CONCERT DATE: July 22 1975 (8:30 pm). Asheville NC.

Elvis Still Wows 'Em
by Billy Pritchard
Asheville Citizen-News
July 23, 1975

A paunchy but pretty 40-year-old Elvis Aron Presley filled the huge Asheville Civic Center with his booming. barrel-chested voice here Tuesday night to the delight of a fully-packed 7500-seat house. The King, as some call him, came on stage around 9.55PM and sang for nearly two hours. His act was interrupted only for about seven minutes while he excused himself for a trip to the restroom, he said. "I always dreamed this would happen," he told the shouting crowd.

Dressed in embroidered and sequined white pants and jacket and white boots, Elvis spent his time singing and giving away colored silk scarves to the few young ladies who managed to make their way past a tough ring of security guards to the stage. Although his voice was still there, as vigorous and convincing as ever, the rock seemed to have gone out Elvis the Pelvis' roll. Except for a few brief moments of concentrated body movement, such as a brief Kung Fu dance during the closing of Poke Salad Annie, Elvis walked casually around the stage without a lot of fanfare.
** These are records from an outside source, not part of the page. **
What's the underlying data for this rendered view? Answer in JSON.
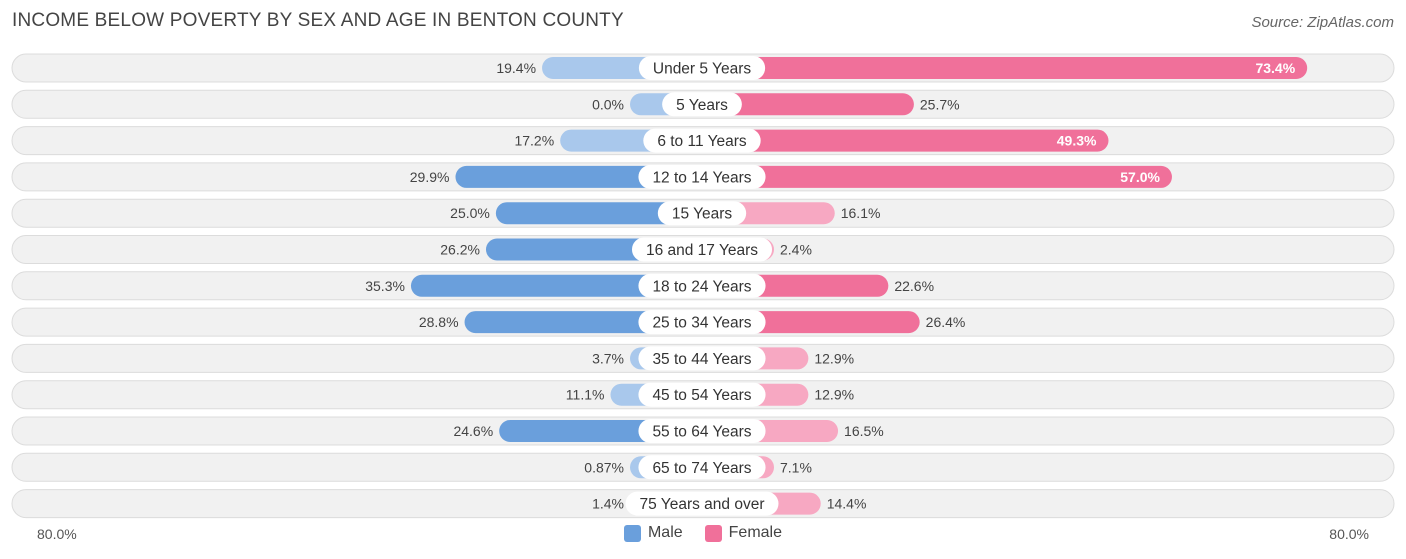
{
  "header": {
    "title": "INCOME BELOW POVERTY BY SEX AND AGE IN BENTON COUNTY",
    "source": "Source: ZipAtlas.com"
  },
  "colors": {
    "male_strong": "#6a9fdc",
    "male_light": "#a9c8ec",
    "female_strong": "#f0709a",
    "female_light": "#f7a8c2",
    "row_bg": "#f1f1f1",
    "row_border": "#dcdcdc"
  },
  "legend": {
    "male_label": "Male",
    "female_label": "Female"
  },
  "axis": {
    "left_label": "80.0%",
    "right_label": "80.0%"
  },
  "chart_data": {
    "type": "bar",
    "orientation": "horizontal-diverging",
    "title": "INCOME BELOW POVERTY BY SEX AND AGE IN BENTON COUNTY",
    "xlim": [
      -80,
      80
    ],
    "categories": [
      "Under 5 Years",
      "5 Years",
      "6 to 11 Years",
      "12 to 14 Years",
      "15 Years",
      "16 and 17 Years",
      "18 to 24 Years",
      "25 to 34 Years",
      "35 to 44 Years",
      "45 to 54 Years",
      "55 to 64 Years",
      "65 to 74 Years",
      "75 Years and over"
    ],
    "series": [
      {
        "name": "Male",
        "values": [
          19.4,
          0.0,
          17.2,
          29.9,
          25.0,
          26.2,
          35.3,
          28.8,
          3.7,
          11.1,
          24.6,
          0.87,
          1.4
        ],
        "labels": [
          "19.4%",
          "0.0%",
          "17.2%",
          "29.9%",
          "25.0%",
          "26.2%",
          "35.3%",
          "28.8%",
          "3.7%",
          "11.1%",
          "24.6%",
          "0.87%",
          "1.4%"
        ]
      },
      {
        "name": "Female",
        "values": [
          73.4,
          25.7,
          49.3,
          57.0,
          16.1,
          2.4,
          22.6,
          26.4,
          12.9,
          12.9,
          16.5,
          7.1,
          14.4
        ],
        "labels": [
          "73.4%",
          "25.7%",
          "49.3%",
          "57.0%",
          "16.1%",
          "2.4%",
          "22.6%",
          "26.4%",
          "12.9%",
          "12.9%",
          "16.5%",
          "7.1%",
          "14.4%"
        ]
      }
    ]
  }
}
Closing with a rousing I Can't Help Falling in Love with You, Presley's Tuesday night repertoire included such hits as Burning Love, How Great Thou Art, It's Now Or Never, All Shook up, Teddy Bear, Shake a Hand, I Gotta Woman, Amen and (You Aint' Nothing But a) Hound Dog. Presley, who will also appear in concert Wednesday and Thursday nights at the Civic Center for his three-night, sell-out stay in Asheville, is backed up by a 15-piece band and 11 back-up singers.
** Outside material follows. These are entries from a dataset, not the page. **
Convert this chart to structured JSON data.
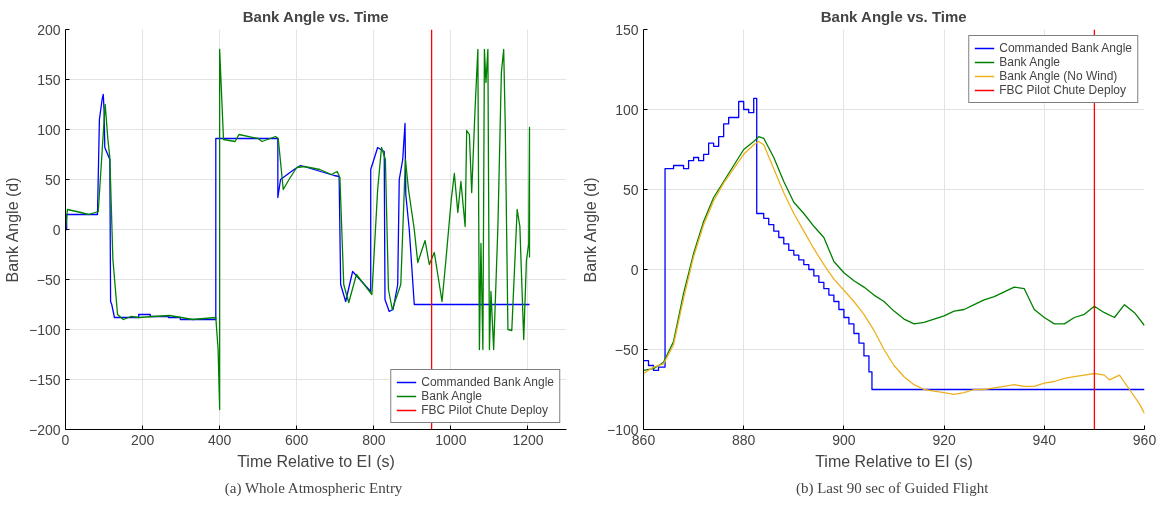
{
  "chart_data": [
    {
      "type": "line",
      "title": "Bank Angle vs. Time",
      "xlabel": "Time Relative to EI (s)",
      "ylabel": "Bank Angle (d)",
      "annotations": [
        "(a)  Whole Atmospheric Entry"
      ],
      "xlim": [
        0,
        1300
      ],
      "ylim": [
        -200,
        200
      ],
      "xticks": [
        0,
        200,
        400,
        600,
        800,
        1000,
        1200
      ],
      "yticks": [
        -200,
        -150,
        -100,
        -50,
        0,
        50,
        100,
        150,
        200
      ],
      "grid": true,
      "legend": "bottom right",
      "series": [
        {
          "name": "Commanded Bank Angle",
          "color": "#0000ff",
          "x": [
            0,
            3,
            3,
            83,
            88,
            95,
            98,
            100,
            102,
            115,
            117,
            120,
            127,
            190,
            190,
            220,
            220,
            267,
            267,
            298,
            298,
            390,
            390,
            551,
            551,
            558,
            593,
            610,
            662,
            697,
            710,
            714,
            727,
            745,
            792,
            792,
            810,
            827,
            829,
            840,
            850,
            862,
            866,
            875,
            881,
            883,
            892,
            905,
            1204
          ],
          "values": [
            0,
            0,
            15,
            15,
            110,
            130,
            135,
            120,
            82,
            70,
            -72,
            -75,
            -88,
            -88,
            -85,
            -85,
            -87,
            -87,
            -88,
            -88,
            -90,
            -90,
            91,
            91,
            32,
            50,
            60,
            64,
            58,
            54,
            53,
            -55,
            -72,
            -42,
            -62,
            60,
            82,
            78,
            -70,
            -82,
            -80,
            -55,
            50,
            70,
            106,
            35,
            0,
            -75,
            -75
          ]
        },
        {
          "name": "Bank Angle",
          "color": "#008000",
          "x": [
            0,
            5,
            40,
            60,
            85,
            97,
            103,
            110,
            115,
            123,
            135,
            150,
            170,
            190,
            230,
            270,
            330,
            390,
            396,
            400,
            400,
            410,
            440,
            450,
            500,
            510,
            545,
            552,
            565,
            580,
            600,
            620,
            660,
            690,
            705,
            712,
            722,
            735,
            755,
            785,
            795,
            810,
            820,
            830,
            838,
            848,
            870,
            882,
            890,
            905,
            914,
            933,
            944,
            957,
            966,
            977,
            987,
            1001,
            1009,
            1018,
            1026,
            1037,
            1041,
            1048,
            1054,
            1063,
            1070,
            1074,
            1078,
            1083,
            1087,
            1091,
            1096,
            1100,
            1104,
            1111,
            1122,
            1131,
            1137,
            1141,
            1148,
            1158,
            1172,
            1179,
            1189,
            1196,
            1202,
            1204,
            1204
          ],
          "values": [
            0,
            20,
            17,
            15,
            18,
            90,
            125,
            90,
            72,
            -30,
            -85,
            -90,
            -87,
            -88,
            -87,
            -86,
            -90,
            -88,
            -120,
            -180,
            180,
            90,
            88,
            95,
            91,
            88,
            93,
            91,
            40,
            50,
            62,
            63,
            60,
            55,
            58,
            52,
            -55,
            -73,
            -45,
            -60,
            -65,
            40,
            82,
            70,
            -60,
            -80,
            -55,
            70,
            40,
            0,
            -33,
            -11,
            -35,
            -23,
            -45,
            -72,
            -31,
            30,
            56,
            17,
            48,
            3,
            99,
            95,
            37,
            123,
            180,
            -120,
            -14,
            -120,
            180,
            147,
            180,
            -120,
            -62,
            -120,
            3,
            157,
            180,
            106,
            -100,
            -101,
            20,
            3,
            -110,
            -31,
            -14,
            102,
            -28
          ]
        }
      ],
      "ref_lines": [
        {
          "axis": "x",
          "value": 950,
          "label": "FBC Pilot Chute Deploy",
          "color": "#ff0000"
        }
      ]
    },
    {
      "type": "line",
      "title": "Bank Angle vs. Time",
      "xlabel": "Time Relative to EI (s)",
      "ylabel": "Bank Angle (d)",
      "annotations": [
        "(b)  Last 90 sec of Guided Flight"
      ],
      "xlim": [
        860,
        960
      ],
      "ylim": [
        -100,
        150
      ],
      "xticks": [
        860,
        880,
        900,
        920,
        940,
        960
      ],
      "yticks": [
        -100,
        -50,
        0,
        50,
        100,
        150
      ],
      "grid": true,
      "legend": "top right",
      "series": [
        {
          "name": "Commanded Bank Angle",
          "type": "step",
          "color": "#0000ff",
          "x": [
            860,
            861,
            862,
            863,
            864.3,
            866,
            868,
            869,
            870,
            871,
            872,
            873,
            874,
            875,
            876,
            877,
            879,
            880,
            881,
            882,
            882.6,
            884,
            885,
            886,
            887,
            888,
            889,
            890,
            891,
            892,
            893,
            894,
            895,
            896,
            897,
            898,
            899,
            900,
            901,
            902,
            903,
            904,
            905,
            905.6,
            960
          ],
          "values": [
            -57,
            -60,
            -63,
            -61,
            63,
            65,
            63,
            68,
            70,
            68,
            72,
            79,
            77,
            83,
            91,
            95,
            105,
            100,
            98,
            107,
            35,
            32,
            28,
            24,
            20,
            16,
            12,
            9,
            6,
            3,
            0,
            -4,
            -8,
            -12,
            -16,
            -20,
            -25,
            -30,
            -34,
            -40,
            -46,
            -54,
            -64,
            -75,
            -75
          ]
        },
        {
          "name": "Bank Angle",
          "color": "#008000",
          "x": [
            860,
            862,
            864,
            866,
            868,
            870,
            872,
            874,
            876,
            878,
            880,
            882,
            883,
            884,
            886,
            888,
            890,
            892,
            894,
            896,
            898,
            900,
            902,
            904,
            906,
            908,
            910,
            912,
            914,
            916,
            918,
            920,
            922,
            924,
            926,
            928,
            930,
            932,
            934,
            936,
            938,
            940,
            942,
            944,
            946,
            948,
            950,
            952,
            954,
            956,
            958,
            960
          ],
          "values": [
            -63,
            -62,
            -58,
            -45,
            -15,
            10,
            30,
            45,
            55,
            65,
            75,
            80,
            83,
            82,
            70,
            55,
            42,
            35,
            27,
            20,
            5,
            -2,
            -7,
            -11,
            -16,
            -20,
            -26,
            -31,
            -34,
            -33,
            -31,
            -29,
            -26,
            -25,
            -22,
            -19,
            -17,
            -14,
            -11,
            -12,
            -25,
            -30,
            -34,
            -34,
            -30,
            -28,
            -23,
            -27,
            -30,
            -22,
            -27,
            -35
          ]
        },
        {
          "name": "Bank Angle (No Wind)",
          "color": "#edb120",
          "x": [
            860,
            862,
            864,
            866,
            868,
            870,
            872,
            874,
            876,
            878,
            880,
            882,
            883,
            884,
            886,
            888,
            890,
            892,
            894,
            896,
            898,
            900,
            902,
            904,
            906,
            908,
            910,
            912,
            914,
            916,
            918,
            920,
            922,
            924,
            926,
            928,
            930,
            932,
            934,
            936,
            938,
            940,
            942,
            944,
            946,
            948,
            950,
            952,
            953,
            955,
            957,
            959,
            960
          ],
          "values": [
            -65,
            -61,
            -59,
            -47,
            -18,
            8,
            28,
            43,
            54,
            63,
            72,
            78,
            80,
            78,
            63,
            48,
            35,
            24,
            13,
            3,
            -6,
            -13,
            -20,
            -28,
            -38,
            -50,
            -60,
            -67,
            -72,
            -75,
            -76,
            -77,
            -78,
            -77,
            -75,
            -75,
            -74,
            -73,
            -72,
            -73,
            -73,
            -71,
            -70,
            -68,
            -67,
            -66,
            -65,
            -66,
            -69,
            -66,
            -75,
            -84,
            -90
          ]
        }
      ],
      "ref_lines": [
        {
          "axis": "x",
          "value": 950,
          "label": "FBC Pilot Chute Deploy",
          "color": "#ff0000"
        }
      ]
    }
  ]
}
The music is provided by a center-stage rock band, backed up by an 11-piece orchestra, including four trombones, four trumpets, a percussionist, a piano and a band leader. The stage band includes four guitars and a drummer. The singers, who perform individually as warm-up acts before joining Elvis on-stage, included J.D. Sumner and the Stamps Quartet, a superb and beloved gospel group, three black women known as Sweet Inspiration, and various other Nashville (or Memphis) voices.

In between songs, Elvis also knelt to kiss the women the scarved and threw silken handkerchiefs to back rows and into the balcony behind the stage. There didn't appear to be an empty seat in the house. The Memphis Casanova was off the stage, into an awaiting limousine and gone from downtown Asheville before the house lights came on after his final number. His entourage is being housed in a large bloc of rooms east of the city on US Highway 70 at the Rodeway Inn, but inside word has it that Presley is not staying overnight in Asheville.

The word is that Presley is flying back and forth during his three-day stay here from his Graceland mansion in Memphis, where he spends most of his time in seclusion. Elvis spent about 15 days in Baptist Memorial Hospital during the first part of this year for what his doctor described as "intestinal blockage" due to a "twisted colon." This may explain why the pelvis has gone out of Elvis.

Asheville is Presley's last stop in his latest tour which began nearly a month ago in Charleston, W. Va. and led him through northern states before coming to Greensboro Monday night. He will rest after his stay here and open in Las Vegas in a few weeks. Presley stands to gross more than $200,000 during his three sell-out nights here, a much better showing than his performance here 20 years ago when he played the old auditorium with the Martha Carson show on May 17th, 1955.